Zależy ona przede wszystkim od regulacji prawnych. Zahamowanie energetyki wiatrowej przez tzw. zasadę 10H jest tu przykładem niedobrych rozwiązań. Niestety, pomimo wielokrotnych deklaracji budowa najwydajniejszych, ponad 200-metrowych turbin wiatrowych jest praktycznie niemożliwa. Również fotowoltaika prosumencka po początkowych kilku latach wielkich sukcesów wyhamowała wskutek niekorzystnych zmian w sposobie rozliczania. Warto jednak zaznaczyć, że program „Mój prąd” przy stosunkowo niewielkim wsparciu finansowym państwa znalazł uznanie obywateli i okazał się sukcesem.
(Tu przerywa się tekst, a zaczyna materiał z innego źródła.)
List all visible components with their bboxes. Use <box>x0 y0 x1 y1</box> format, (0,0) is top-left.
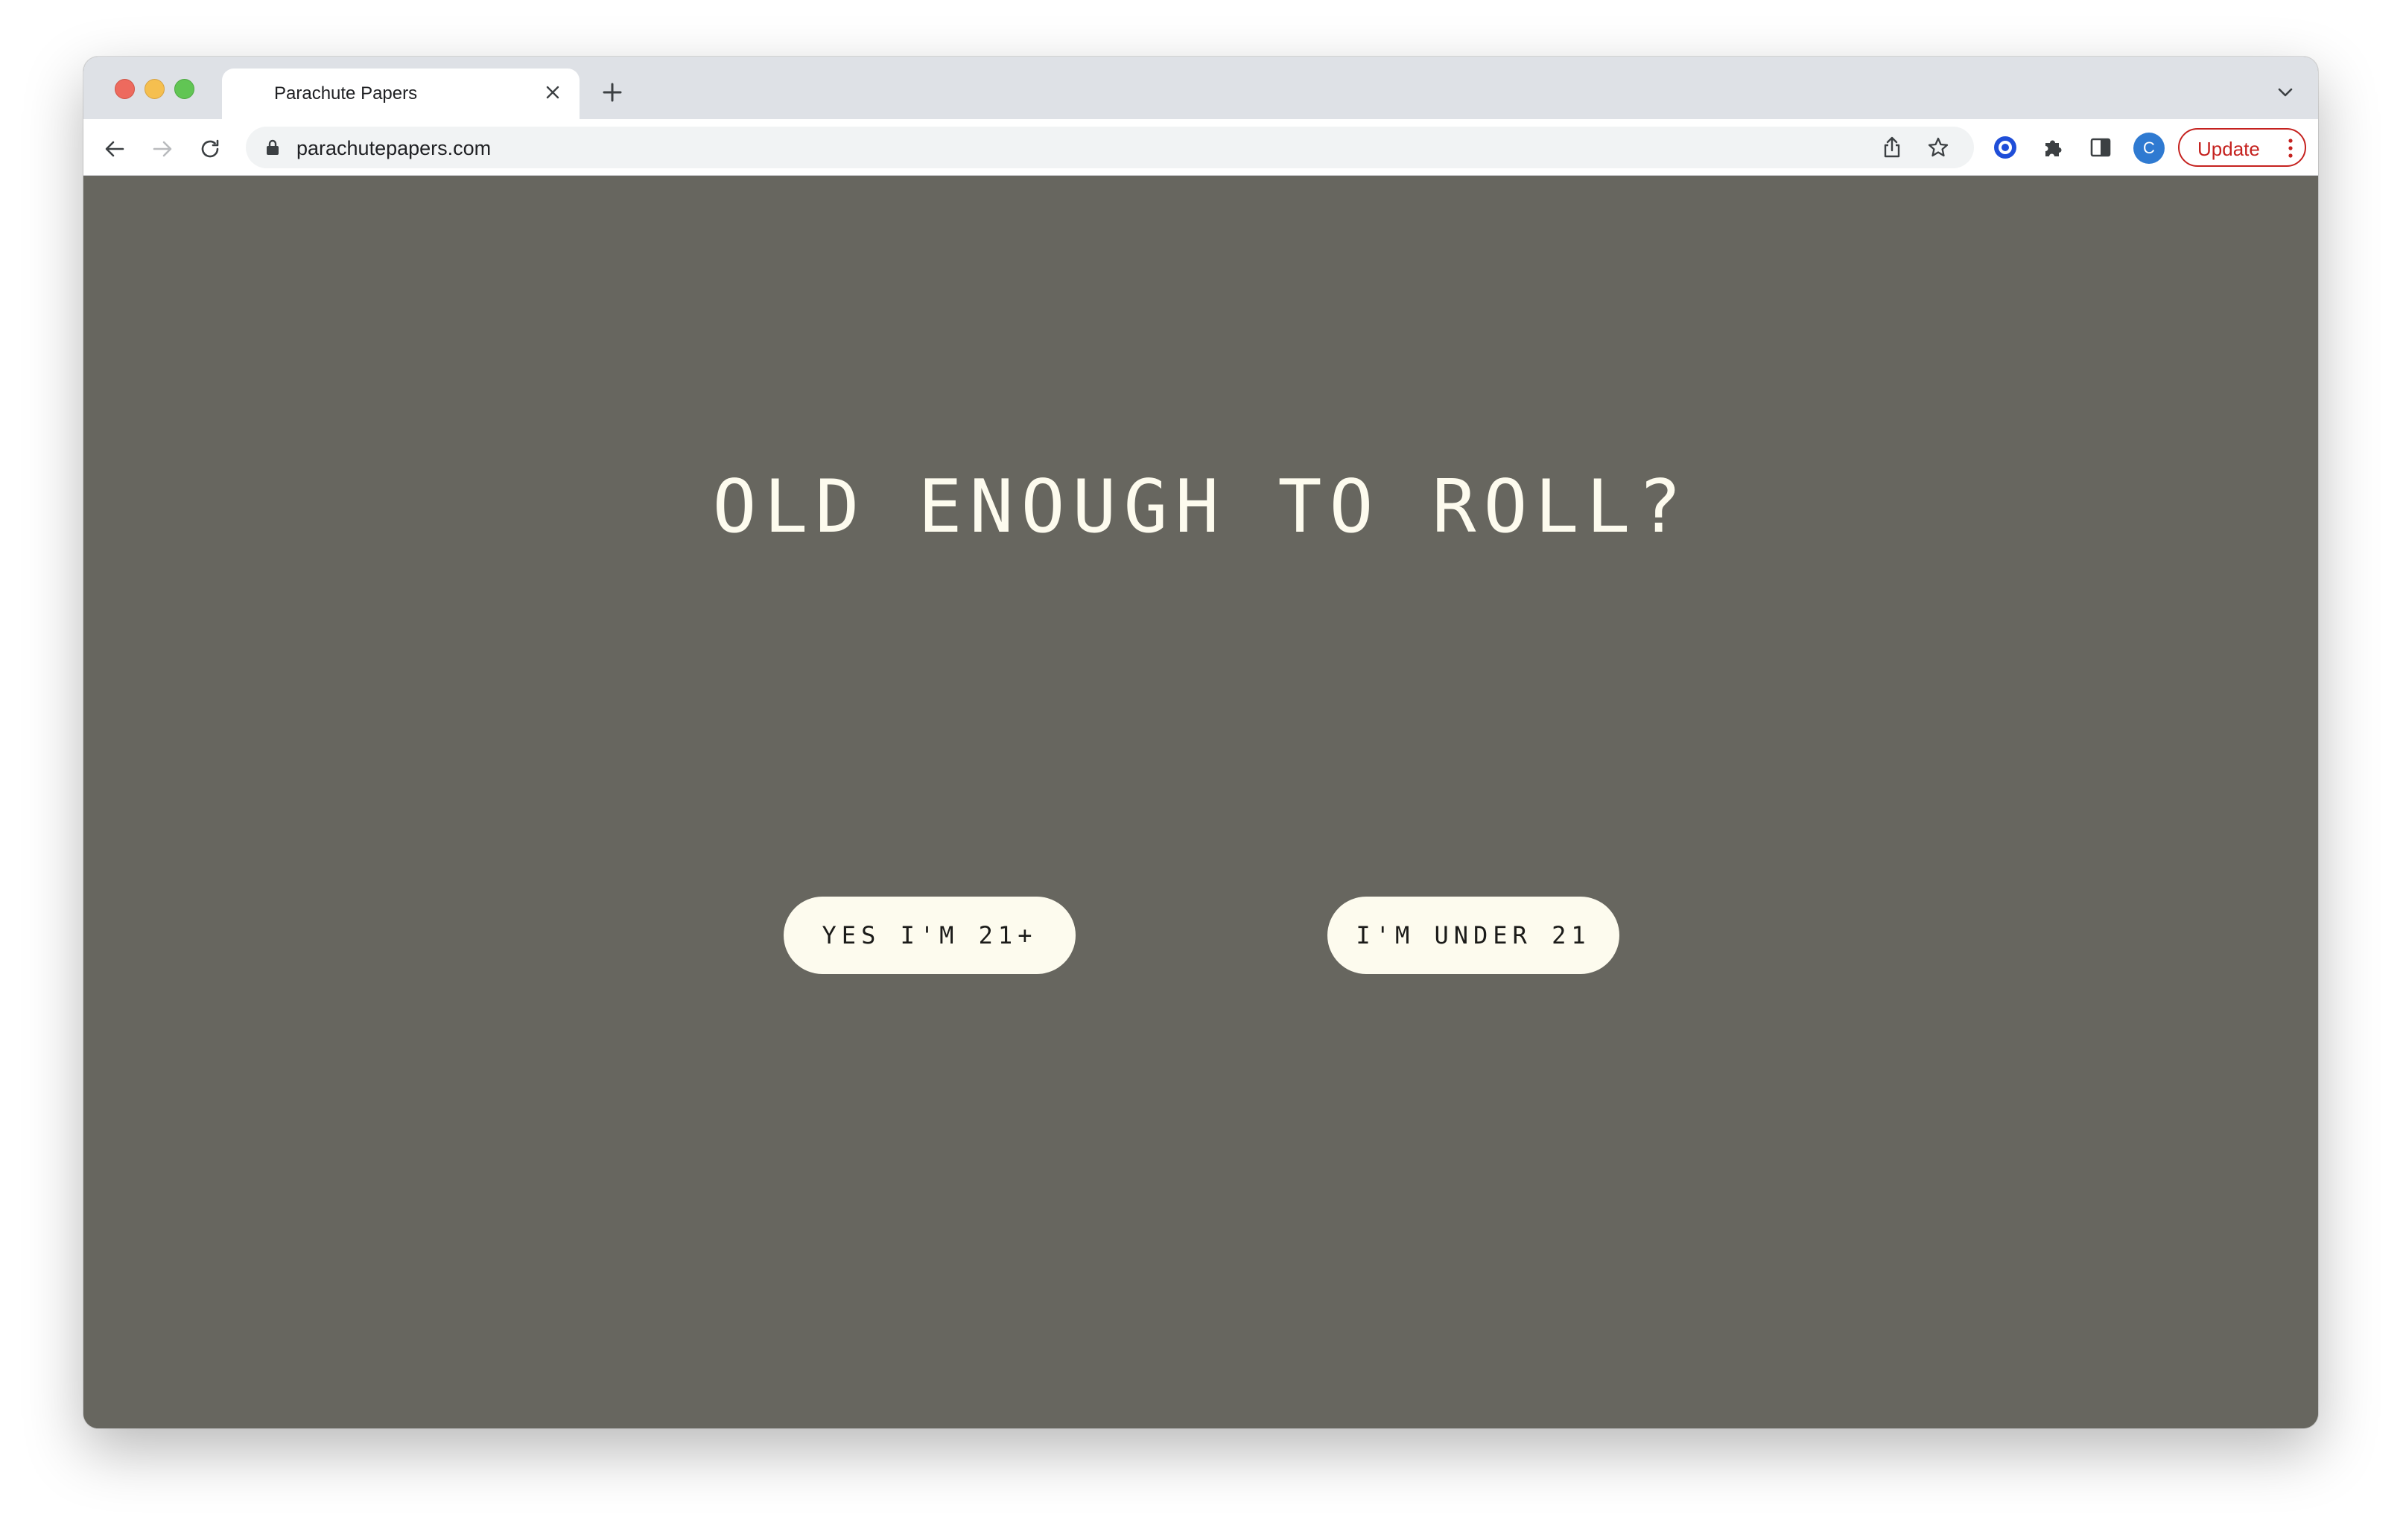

Powstało ponad milion prosumenckich instalacji fotowoltaicznych o łącznej mocy ponad 8 GW, co Polityka Energetyczna Polski do 2040 r. zakładała dopiero pod koniec lat 30. naszego wieku. Ten przykład pokazuje wyraźnie, że dzięki wsparciu państwa można skutecznie stymulować rozwój odnawialnych źródeł energii. Nastawienie naszego społeczeństwa do OZE jest bardzo pozytywne i przy dobrym prawie, z wykorzystaniem środków unijnych można na tym polu wiele osiągnąć – szczególnie wspierając prosumentów i spółdzielczość energetyczną.

Jakie korzyści może to przynieść naszemu krajowi?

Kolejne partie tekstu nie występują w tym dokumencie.